Apple wrote two software programs for the first Mac, Huth explained — MacPaint, which allowed users to draw pictures using a mouse, and MacWrite, a word-processing program. Every Mac also featured AppleTalk, a proprietary networking protocol that made it easy to share files and connect to network devices like printers on a local area network (LAN).
“Macs marked the beginning of a whole new way of doing things,” Huth said.
Huth started out at the U as a statistician in College of Social and Behavioral Science (CSBS).
“Macs became popular very early on because they were more stable and user-friendly than anything else at the time, and easier to support.”
– Dave Huth, director for Product Management (CTO Office) & Enterprise Architecture
“Being a statistician forced you be tech savvy,” he said. “College staff statisticians were the individuals who, through the course of our work, learned to use computers. As faculty began using personal computers, Macs and PCs, statisticians were identified as the people responsible for supporting departmental computers.”
When Macs became readily available, Huth said three U organizations were on the leading edge of computing: the Computer Science Department (now the Kahlert School of Computing); the computer center in the Joseph F. Merrill Engineering Building, where Huth wrote documentation and training; and Administrative Computing Services (ACS), which later reorganized as UIT’s University Support Services.
At the time, Huth said, computer science at the U primarily focused on Unix-based computing like Silicon Graphics International and Sun Microsystems, while ACS’s sole mission was administration. The computer center, he said, provided general compute cycles and featured a lab of terminals for teaching and the general use of a Sperry/Universal Automatic Computer (UNIVAC) mainframe computer.
“The MacLab was added to this shortly before the inception of student computing fees. Once those were in place, college-supported labs popped up all across campus,” Huth said. “Marriott Library was part of the mix and started a large public lab and open-access Mac facility, which made it another IT service-providing organization at the university.”
Like all revolutionary technologies, the Mac was a child with many parents. It existed because of a thousand ancillary developments that seem obvious only in hindsight — the first hard disk in 1956, the first computer mouse in 1964, the first small-scale immersion cooling fan in 1968, and so on. You couldn’t predict Macs without predicting those things, too.
At the U, Marriott Library’s MacLab was the epicenter of learning the ins and outs of the peculiar new device. Well, the outs, anyway.

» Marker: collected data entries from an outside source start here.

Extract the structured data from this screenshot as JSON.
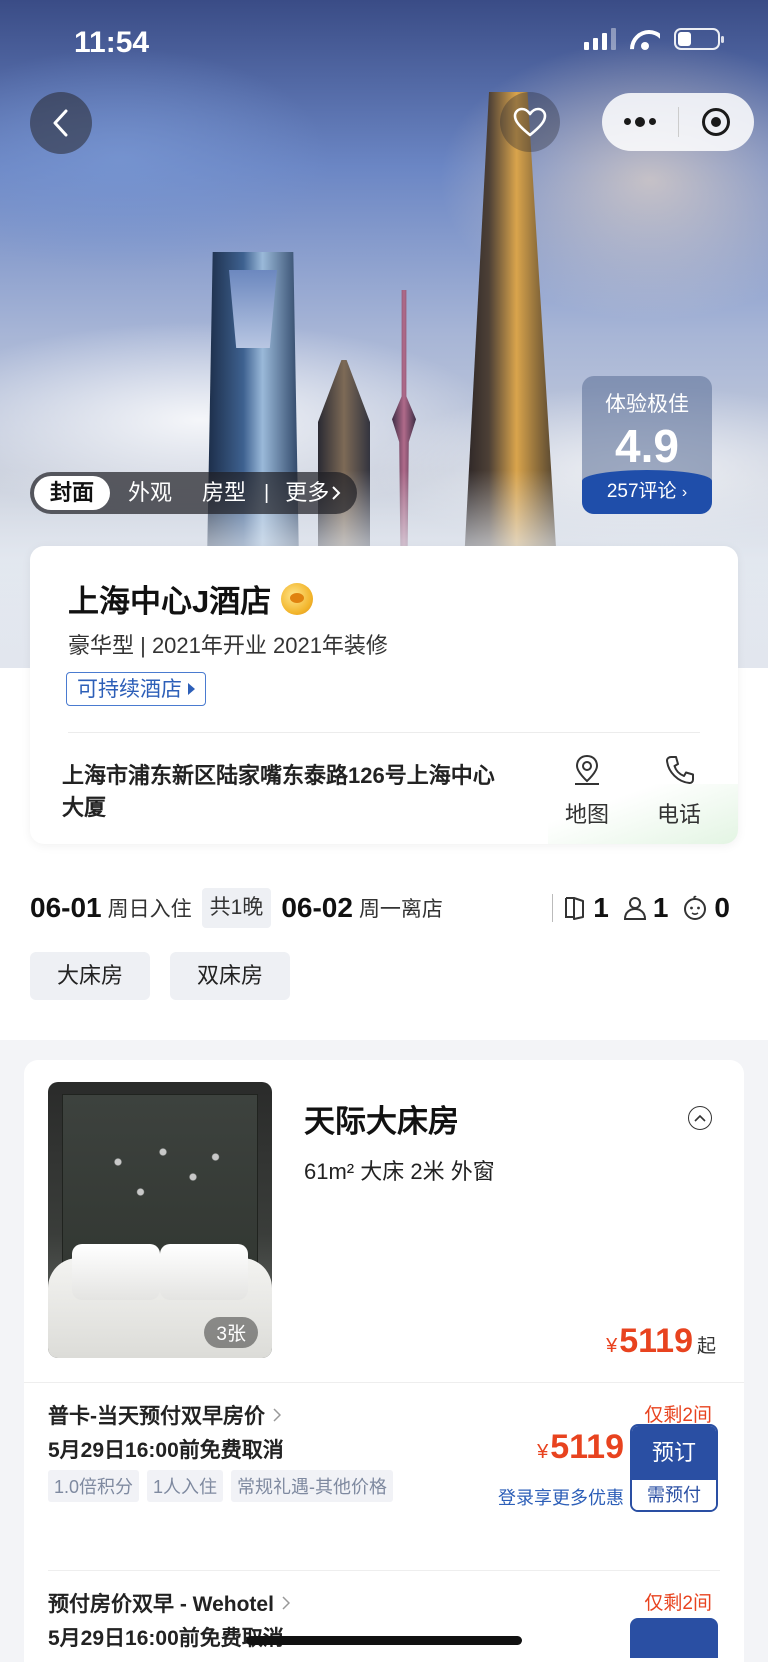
{
  "status_bar": {
    "time": "11:54"
  },
  "hero": {
    "photo_tabs": [
      "封面",
      "外观",
      "房型"
    ],
    "more_label": "更多",
    "rating_label": "体验极佳",
    "rating_score": "4.9",
    "review_count": "257评论"
  },
  "hotel": {
    "name": "上海中心J酒店",
    "subtitle": "豪华型 | 2021年开业 2021年装修",
    "eco_tag": "可持续酒店",
    "address": "上海市浦东新区陆家嘴东泰路126号上海中心大厦",
    "map_label": "地图",
    "phone_label": "电话"
  },
  "stay": {
    "checkin_date": "06-01",
    "checkin_text": "周日入住",
    "nights": "共1晚",
    "checkout_date": "06-02",
    "checkout_text": "周一离店",
    "rooms": "1",
    "adults": "1",
    "children": "0"
  },
  "bed_filters": [
    "大床房",
    "双床房"
  ],
  "room": {
    "title": "天际大床房",
    "spec": "61m² 大床 2米 外窗",
    "photo_count": "3张",
    "currency": "¥",
    "price": "5119",
    "price_suffix": "起"
  },
  "rates": [
    {
      "name": "普卡-当天预付双早房价",
      "cancel": "5月29日16:00前免费取消",
      "tags": [
        "1.0倍积分",
        "1人入住",
        "常规礼遇-其他价格"
      ],
      "remaining": "仅剩2间",
      "price": "5119",
      "login_deal": "登录享更多优惠",
      "book_label": "预订",
      "book_sub": "需预付"
    },
    {
      "name": "预付房价双早 - Wehotel",
      "cancel": "5月29日16:00前免费取消",
      "remaining": "仅剩2间"
    }
  ]
}
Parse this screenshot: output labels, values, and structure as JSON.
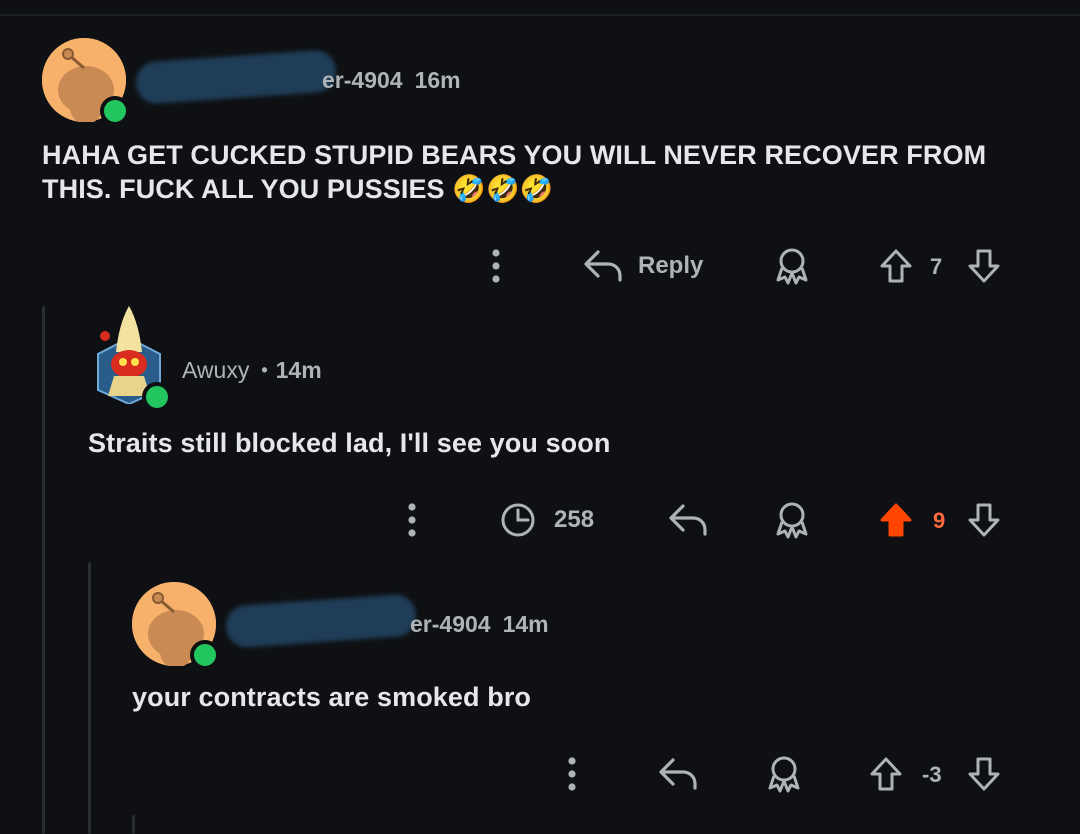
{
  "comments": [
    {
      "username_suffix": "er-4904",
      "time": "16m",
      "body": "HAHA GET CUCKED STUPID BEARS YOU WILL NEVER RECOVER FROM THIS. FUCK ALL YOU PUSSIES 🤣🤣🤣",
      "actions": {
        "more_icon": "more-vertical-icon",
        "reply_label": "Reply",
        "award_icon": "award-icon",
        "upvote_icon": "arrow-up-icon",
        "downvote_icon": "arrow-down-icon"
      },
      "score": "7"
    },
    {
      "username": "Awuxy",
      "separator": "•",
      "time": "14m",
      "body": "Straits still blocked lad, I'll see you soon",
      "actions": {
        "more_icon": "more-vertical-icon",
        "views_icon": "clock-icon",
        "views": "258",
        "reply_icon": "reply-icon",
        "award_icon": "award-icon",
        "upvote_icon": "arrow-up-filled-icon",
        "downvote_icon": "arrow-down-icon"
      },
      "score": "9"
    },
    {
      "username_suffix": "er-4904",
      "time": "14m",
      "body": "your contracts are smoked bro",
      "actions": {
        "more_icon": "more-vertical-icon",
        "reply_icon": "reply-icon",
        "award_icon": "award-icon",
        "upvote_icon": "arrow-up-icon",
        "downvote_icon": "arrow-down-icon"
      },
      "score": "-3"
    }
  ],
  "colors": {
    "background": "#0e1013",
    "text": "#e5e7ea",
    "muted": "#aeb3b8",
    "upvote_active": "#ff4500",
    "online": "#22c55e",
    "avatar_bg": "#f7b16b"
  }
}
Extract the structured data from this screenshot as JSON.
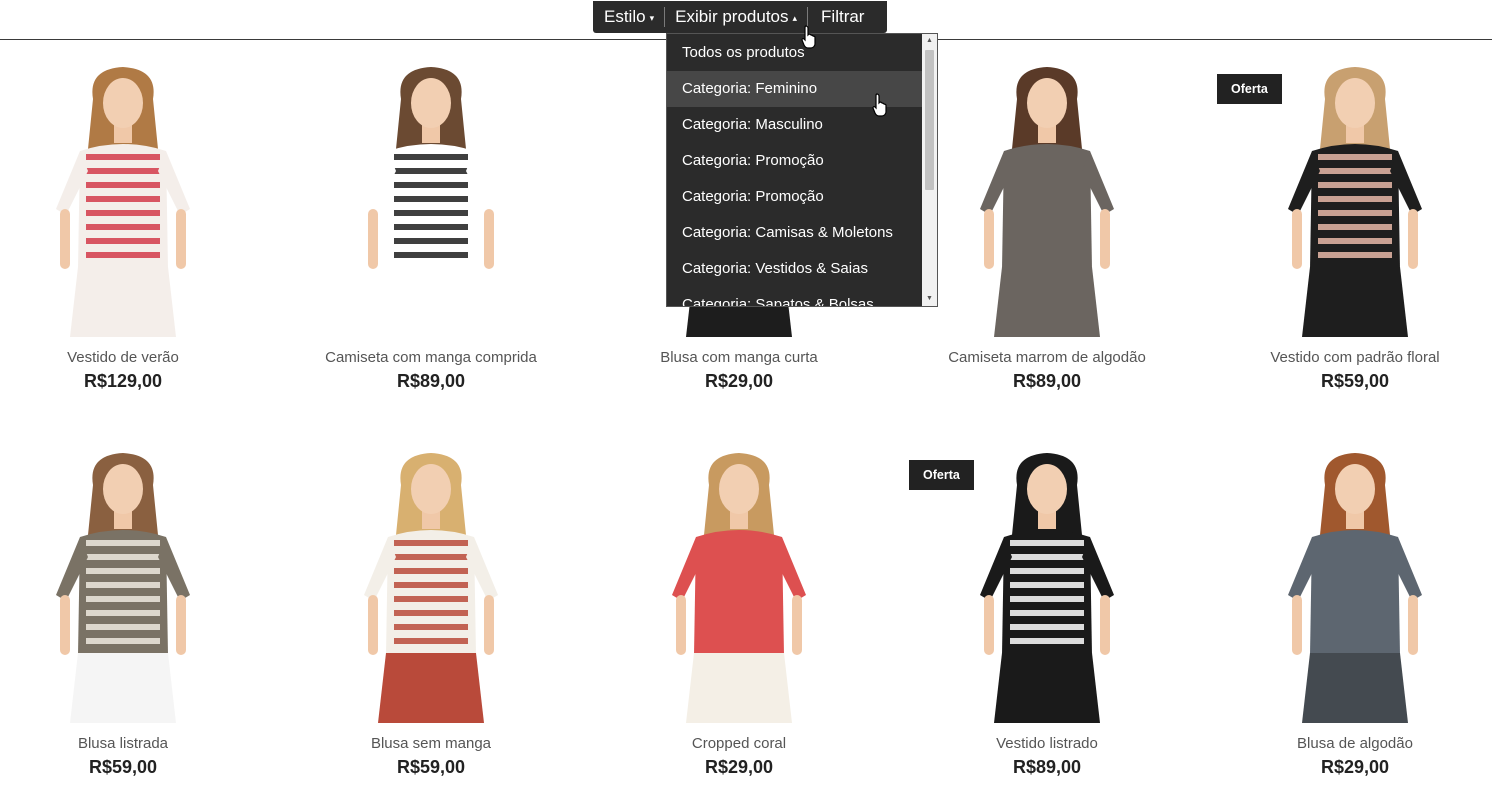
{
  "toolbar": {
    "style_label": "Estilo",
    "show_products_label": "Exibir produtos",
    "filter_label": "Filtrar"
  },
  "dropdown": {
    "items": [
      "Todos os produtos",
      "Categoria: Feminino",
      "Categoria: Masculino",
      "Categoria: Promoção",
      "Categoria: Promoção",
      "Categoria: Camisas & Moletons",
      "Categoria: Vestidos & Saias",
      "Categoria: Sapatos & Bolsas"
    ],
    "highlighted_index": 1
  },
  "badge_label": "Oferta",
  "products": [
    {
      "name": "Vestido de verão",
      "price": "R$129,00",
      "sale": false,
      "hair": "#b07a45",
      "top": "#f4eeea",
      "accent": "#d23a4a",
      "bottom": "#f4eeea"
    },
    {
      "name": "Camiseta com manga comprida",
      "price": "R$89,00",
      "sale": false,
      "hair": "#6b4a32",
      "top": "#ffffff",
      "accent": "#1d1d1d",
      "bottom": "#ffffff"
    },
    {
      "name": "Blusa com manga curta",
      "price": "R$29,00",
      "sale": false,
      "hair": "#3a2a20",
      "top": "#1d1d1d",
      "accent": "#1d1d1d",
      "bottom": "#1d1d1d"
    },
    {
      "name": "Camiseta marrom de algodão",
      "price": "R$89,00",
      "sale": false,
      "hair": "#5a3a28",
      "top": "#6b6560",
      "accent": "#6b6560",
      "bottom": "#6b6560"
    },
    {
      "name": "Vestido com padrão floral",
      "price": "R$59,00",
      "sale": true,
      "hair": "#c8a070",
      "top": "#1e1e1e",
      "accent": "#e8b8a8",
      "bottom": "#1e1e1e"
    },
    {
      "name": "Blusa listrada",
      "price": "R$59,00",
      "sale": false,
      "hair": "#8a6040",
      "top": "#7a7265",
      "accent": "#efe9df",
      "bottom": "#f5f5f5"
    },
    {
      "name": "Blusa sem manga",
      "price": "R$59,00",
      "sale": false,
      "hair": "#d8b070",
      "top": "#f3efe8",
      "accent": "#b94a3a",
      "bottom": "#b94a3a"
    },
    {
      "name": "Cropped coral",
      "price": "R$29,00",
      "sale": false,
      "hair": "#c89a60",
      "top": "#dd5050",
      "accent": "#dd5050",
      "bottom": "#f4efe6"
    },
    {
      "name": "Vestido listrado",
      "price": "R$89,00",
      "sale": true,
      "hair": "#1a1a1a",
      "top": "#1a1a1a",
      "accent": "#ffffff",
      "bottom": "#1a1a1a"
    },
    {
      "name": "Blusa de algodão",
      "price": "R$29,00",
      "sale": false,
      "hair": "#a0582e",
      "top": "#5d6670",
      "accent": "#5d6670",
      "bottom": "#444a50"
    }
  ]
}
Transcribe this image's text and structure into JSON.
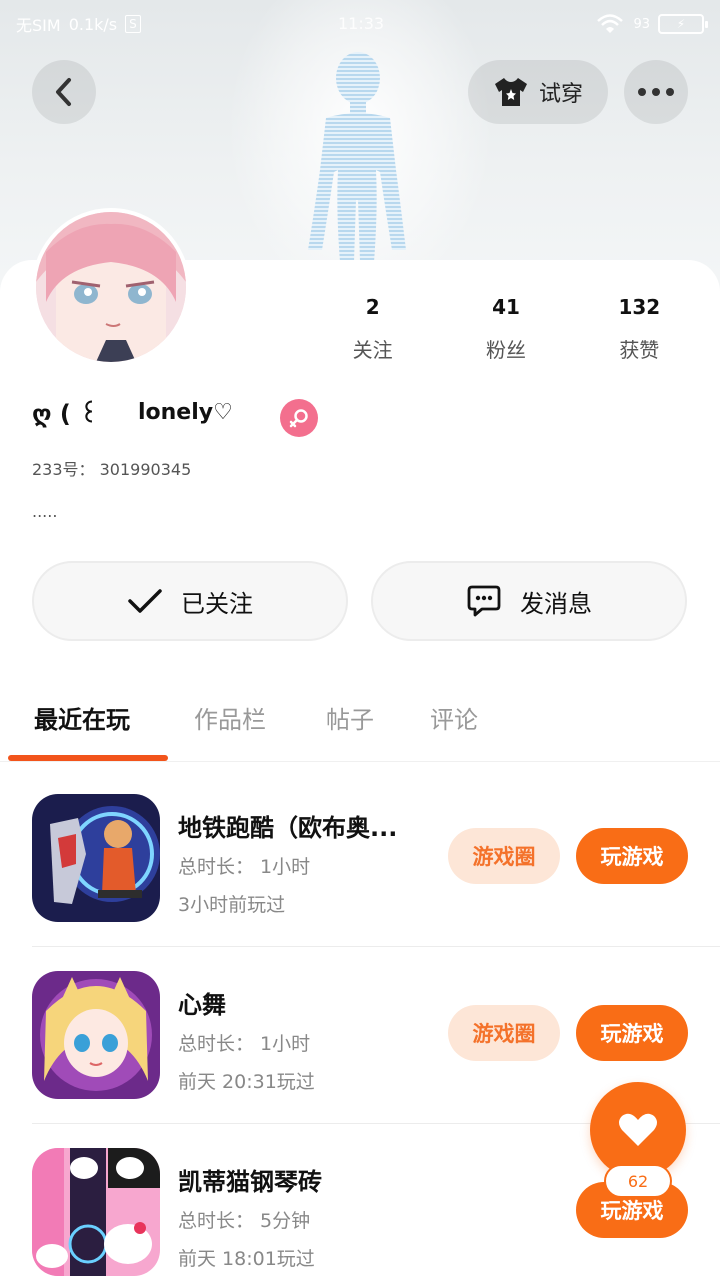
{
  "status_bar": {
    "carrier": "无SIM",
    "speed": "0.1k/s",
    "sim_icon_label": "S",
    "time": "11:33",
    "battery_text": "93"
  },
  "header": {
    "try_on_label": "试穿",
    "back_icon": "chevron-left-icon",
    "more_icon": "more-dots-icon",
    "try_on_icon": "tshirt-icon"
  },
  "profile": {
    "nickname_prefix": "ღ ( ꒰",
    "nickname": "lonely♡",
    "uid_text": "233号： 301990345",
    "bio": ".....",
    "gender_icon": "female-icon"
  },
  "stats": [
    {
      "value": "2",
      "label": "关注"
    },
    {
      "value": "41",
      "label": "粉丝"
    },
    {
      "value": "132",
      "label": "获赞"
    }
  ],
  "actions": {
    "follow_label": "已关注",
    "message_label": "发消息"
  },
  "tabs": [
    {
      "label": "最近在玩",
      "active": true
    },
    {
      "label": "作品栏",
      "active": false
    },
    {
      "label": "帖子",
      "active": false
    },
    {
      "label": "评论",
      "active": false
    }
  ],
  "games": [
    {
      "name": "地铁跑酷（欧布奥...",
      "duration": "总时长： 1小时",
      "last_played": "3小时前玩过",
      "circle_label": "游戏圈",
      "play_label": "玩游戏"
    },
    {
      "name": "心舞",
      "duration": "总时长： 1小时",
      "last_played": "前天 20:31玩过",
      "circle_label": "游戏圈",
      "play_label": "玩游戏"
    },
    {
      "name": "凯蒂猫钢琴砖",
      "duration": "总时长： 5分钟",
      "last_played": "前天 18:01玩过",
      "circle_label": "",
      "play_label": "玩游戏"
    }
  ],
  "like": {
    "count": "62",
    "icon": "heart-icon"
  },
  "colors": {
    "accent": "#f96d16",
    "accent_light": "#fde6d7",
    "tab_underline": "#f2541b",
    "gender_badge": "#f36f8e"
  }
}
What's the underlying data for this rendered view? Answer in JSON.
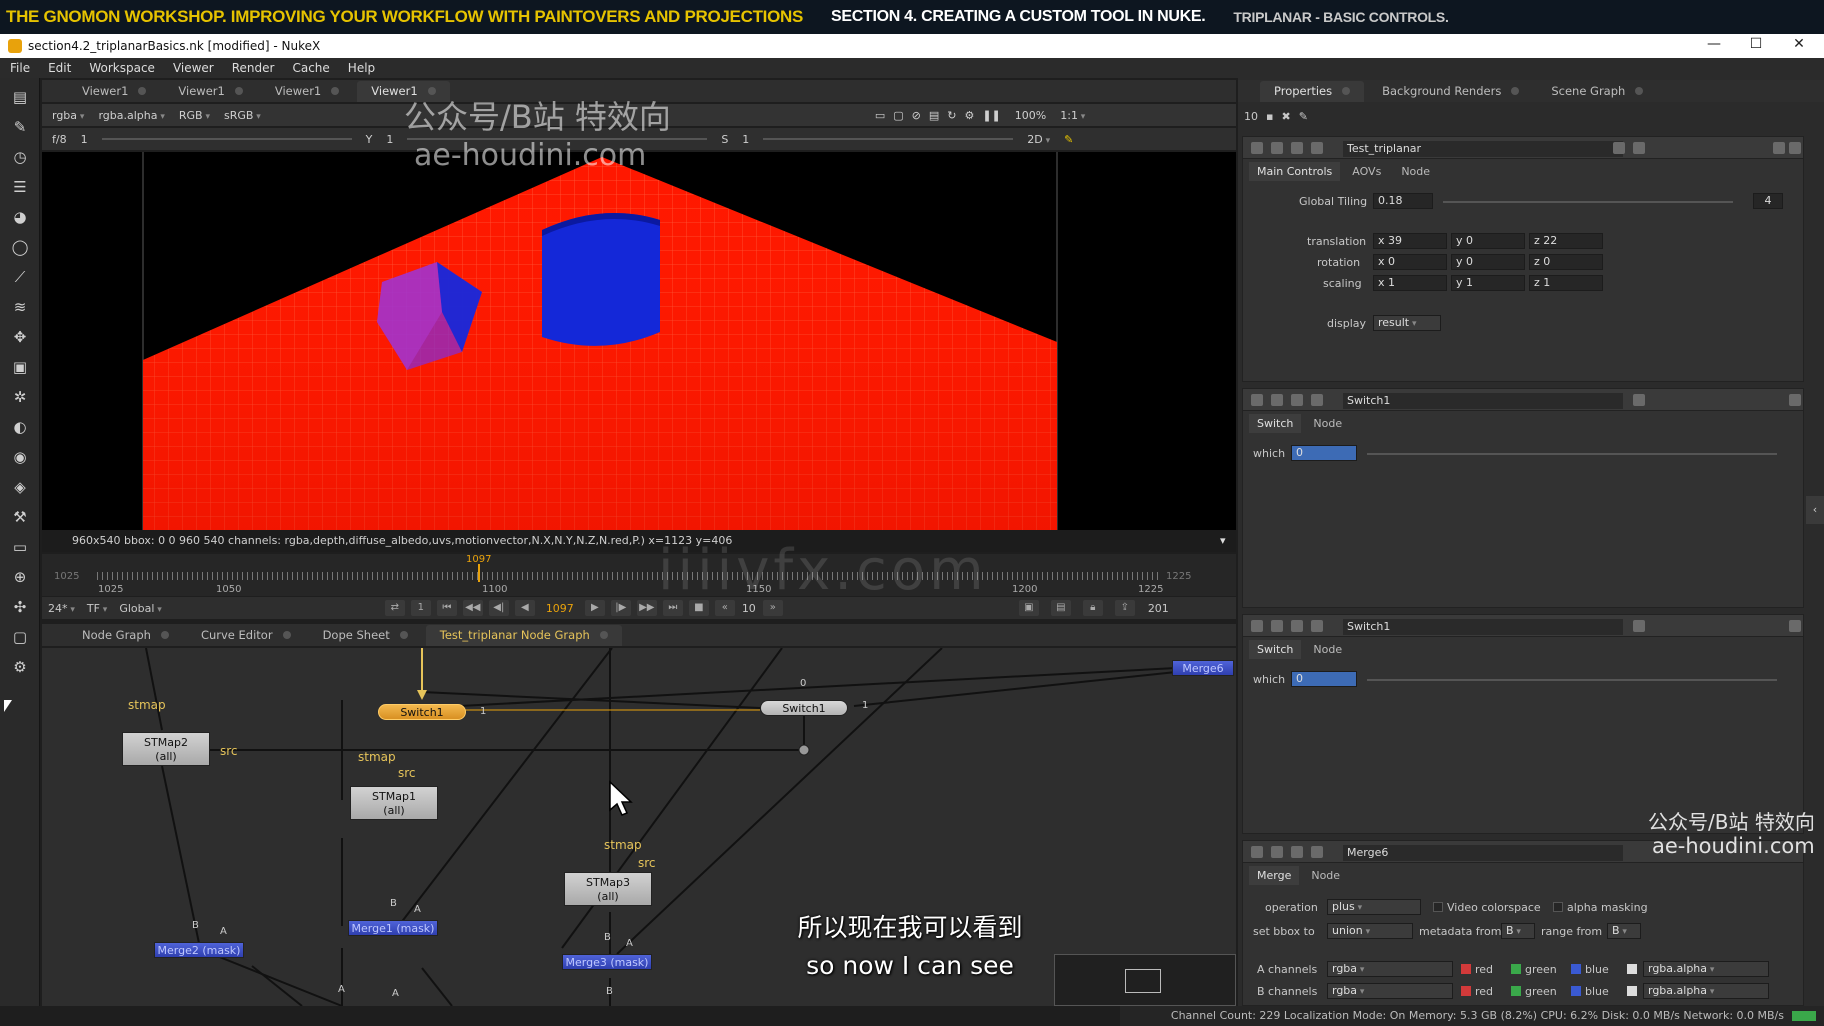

“You didn’t go and mess around inside a Mac. They weren’t expandable or upgradable. You couldn’t reconfigure them. The ‘out of the box’ nature of the Mac made them quite fool proof,” Huth said.
At CSBS, Huth became known as “the computer guy” and was chosen to network Macs for the college. He split his time between IT support at the college and teaching at the MacLab, , where he imparted everything he knew about the machines to faculty and students.
“Although I have a minor in computer science, that education had little to do with supporting personal computers. PC and Mac magazines, hands-on experience, and working with peers were my primary sources of learning,” he said. “There was a tight connection between departmental computer support areas back then — often actively helping one another with cabling projects, large scale upgrades, and software purchases.”
In the decades since the advent of the Mac, Huth has served as associate director for the Center for High Performance Computing, where he led an information security group for the university. Huth’s ad-hoc group became known as the university IT security response team. “We built a small ad hoc team with campus-wide representation and were quite effective,” he said. “This grew over time into what we know now as the Information Security Office.”
When Chief Information Officer Steve Hess was hired as associate vice president for information technology in 2000, he created the Office of Information Technology, and asked Huth to join a team of three — Hess, Huth, and the late Kevin Taylor — as an IT security expert. Huth went on to become interim director for Network and Communications Infrastructure before his role again shifted to IT architecture, project management, and identity and access management. After a stint as an enterprise data architect, Huth headed up product management for the Chief Technology Officer organization and IT enterprise architecture.
For someone whose career hinged on staying on top of IT trends, Huth is somewhat reluctant to adopt technology for technology’s sake.
“I sometimes question technological advances these days — at least the speed of them — or people adopting or acting on them before figuring out how to avoid issues,” he said. “New technology, which isn’t in itself bad, isn’t always rolled out in the most thoughtful way.”
If anything, Huth feels most at home in the great outdoors, disconnected from technology. “Technology is where I earned my livelihood, but it has never been a hobby,” he said.
I guess you can take the hunter/explorer out of Wisconsin, but you can’t take Wisconsin out of the man. The Green Bay native enjoys outdoor activities of all kinds — from wilderness camping to canyoneering to running rivers and mountain biking. He never misses a chance to fish and regularly totes around a pair of binoculars for spotting birds.
“I do seek solitude with my family, which by my definition includes being unplugged from internet and cellular,” Huth said. “When in the wild, I prefer to use paper maps for route-finding, utilizing GPS or digital maps only when necessary.”
He’s also never personally owned a Mac.
“I guess you could say I’m pretty good at keeping my professional and private life separate,” he said.